In fact, you can continue to give it if it gets below 30.
The cardiologist has the heart failure benefit the data are very clear. So, there's no reason for the cardiologist not to give it.
However, there is a concern about diabetic ketoacidosis amongst people taking insulin who stopped their insulin either because they got sick or for whatever reason and as long as they don't stop their insulin that's not going to be an issue.
For the primary care physician, the reality is these drugs protect kidneys and save lives. So, there's no reason not to give these drugs because the benefit far, far, far outweighs the risk based on the analysis in this highest risk group.

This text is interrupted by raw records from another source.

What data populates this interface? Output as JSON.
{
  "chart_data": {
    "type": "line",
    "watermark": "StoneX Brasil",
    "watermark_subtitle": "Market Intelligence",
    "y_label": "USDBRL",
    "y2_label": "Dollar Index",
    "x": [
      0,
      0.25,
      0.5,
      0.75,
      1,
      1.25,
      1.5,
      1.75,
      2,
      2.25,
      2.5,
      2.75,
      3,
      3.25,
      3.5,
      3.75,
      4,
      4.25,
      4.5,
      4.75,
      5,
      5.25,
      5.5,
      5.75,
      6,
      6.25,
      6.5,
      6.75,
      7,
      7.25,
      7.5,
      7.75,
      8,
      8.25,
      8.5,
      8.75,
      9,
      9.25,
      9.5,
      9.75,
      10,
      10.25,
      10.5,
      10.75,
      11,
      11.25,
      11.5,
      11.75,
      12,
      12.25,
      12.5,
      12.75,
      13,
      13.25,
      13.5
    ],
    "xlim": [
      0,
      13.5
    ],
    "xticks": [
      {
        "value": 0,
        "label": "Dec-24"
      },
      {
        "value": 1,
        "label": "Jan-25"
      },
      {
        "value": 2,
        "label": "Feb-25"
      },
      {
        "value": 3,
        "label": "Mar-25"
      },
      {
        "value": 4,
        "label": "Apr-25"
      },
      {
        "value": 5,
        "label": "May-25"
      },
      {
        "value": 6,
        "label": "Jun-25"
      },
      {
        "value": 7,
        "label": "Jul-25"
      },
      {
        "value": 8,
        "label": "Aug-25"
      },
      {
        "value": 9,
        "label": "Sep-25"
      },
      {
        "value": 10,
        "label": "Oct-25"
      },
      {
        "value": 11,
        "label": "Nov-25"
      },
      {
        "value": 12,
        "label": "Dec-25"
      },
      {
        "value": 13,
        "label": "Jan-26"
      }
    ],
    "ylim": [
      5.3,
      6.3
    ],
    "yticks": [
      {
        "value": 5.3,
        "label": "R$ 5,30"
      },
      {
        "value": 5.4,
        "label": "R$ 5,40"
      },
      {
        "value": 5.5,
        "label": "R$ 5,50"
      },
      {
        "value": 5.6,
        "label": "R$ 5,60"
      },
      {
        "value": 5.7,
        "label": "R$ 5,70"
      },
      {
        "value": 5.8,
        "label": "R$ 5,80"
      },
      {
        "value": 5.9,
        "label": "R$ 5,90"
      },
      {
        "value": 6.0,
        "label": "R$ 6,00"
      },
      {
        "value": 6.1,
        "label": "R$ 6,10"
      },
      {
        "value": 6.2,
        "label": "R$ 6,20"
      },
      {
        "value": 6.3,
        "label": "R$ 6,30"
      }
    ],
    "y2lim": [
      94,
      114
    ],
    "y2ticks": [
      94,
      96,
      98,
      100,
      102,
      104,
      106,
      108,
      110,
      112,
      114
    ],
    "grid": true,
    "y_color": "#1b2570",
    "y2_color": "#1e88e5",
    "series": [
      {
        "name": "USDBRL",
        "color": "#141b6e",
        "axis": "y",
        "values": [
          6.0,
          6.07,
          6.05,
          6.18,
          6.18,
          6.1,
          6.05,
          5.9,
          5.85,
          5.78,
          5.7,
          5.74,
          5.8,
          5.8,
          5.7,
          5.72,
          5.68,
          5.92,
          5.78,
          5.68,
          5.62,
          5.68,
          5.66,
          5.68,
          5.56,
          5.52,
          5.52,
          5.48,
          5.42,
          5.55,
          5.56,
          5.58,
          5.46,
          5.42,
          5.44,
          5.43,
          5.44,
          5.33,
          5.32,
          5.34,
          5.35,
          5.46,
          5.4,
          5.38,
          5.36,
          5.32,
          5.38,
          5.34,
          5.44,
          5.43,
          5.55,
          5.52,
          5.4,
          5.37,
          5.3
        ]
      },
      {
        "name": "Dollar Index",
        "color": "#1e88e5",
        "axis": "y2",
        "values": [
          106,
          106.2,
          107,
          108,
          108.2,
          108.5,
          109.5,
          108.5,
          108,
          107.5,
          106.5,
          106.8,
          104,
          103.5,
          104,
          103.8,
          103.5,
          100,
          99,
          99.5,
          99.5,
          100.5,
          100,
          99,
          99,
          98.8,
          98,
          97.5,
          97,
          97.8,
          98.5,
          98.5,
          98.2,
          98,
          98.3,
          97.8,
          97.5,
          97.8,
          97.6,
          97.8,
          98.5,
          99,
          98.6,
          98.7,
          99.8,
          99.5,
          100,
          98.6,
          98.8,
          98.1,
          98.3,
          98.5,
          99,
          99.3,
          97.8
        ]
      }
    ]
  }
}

MD Magazine: What has been the biggest buzz during Kidney Week?
Bakris: So, I think the highlights of the meeting is we're getting a lot more information about a new class of drugs called HIF inhibitors for anemia and there's data being presented on that.
We're getting a lot of information about uric acid and outcome trials looking at allopurinol and progression of disease.
The CREDENCE, I think is the gorilla in the room. You can argue that that's a bias of mine, but I think it really is a gorilla in the room.
Then there's a lot of insights into novel mechanisms related to kidney disease related issues and that grows every year. I'm not sure that's a buzz but all of this information grows and I think that cumulatively if you apply this information when you can't apply it you'll have better protection of kidney function.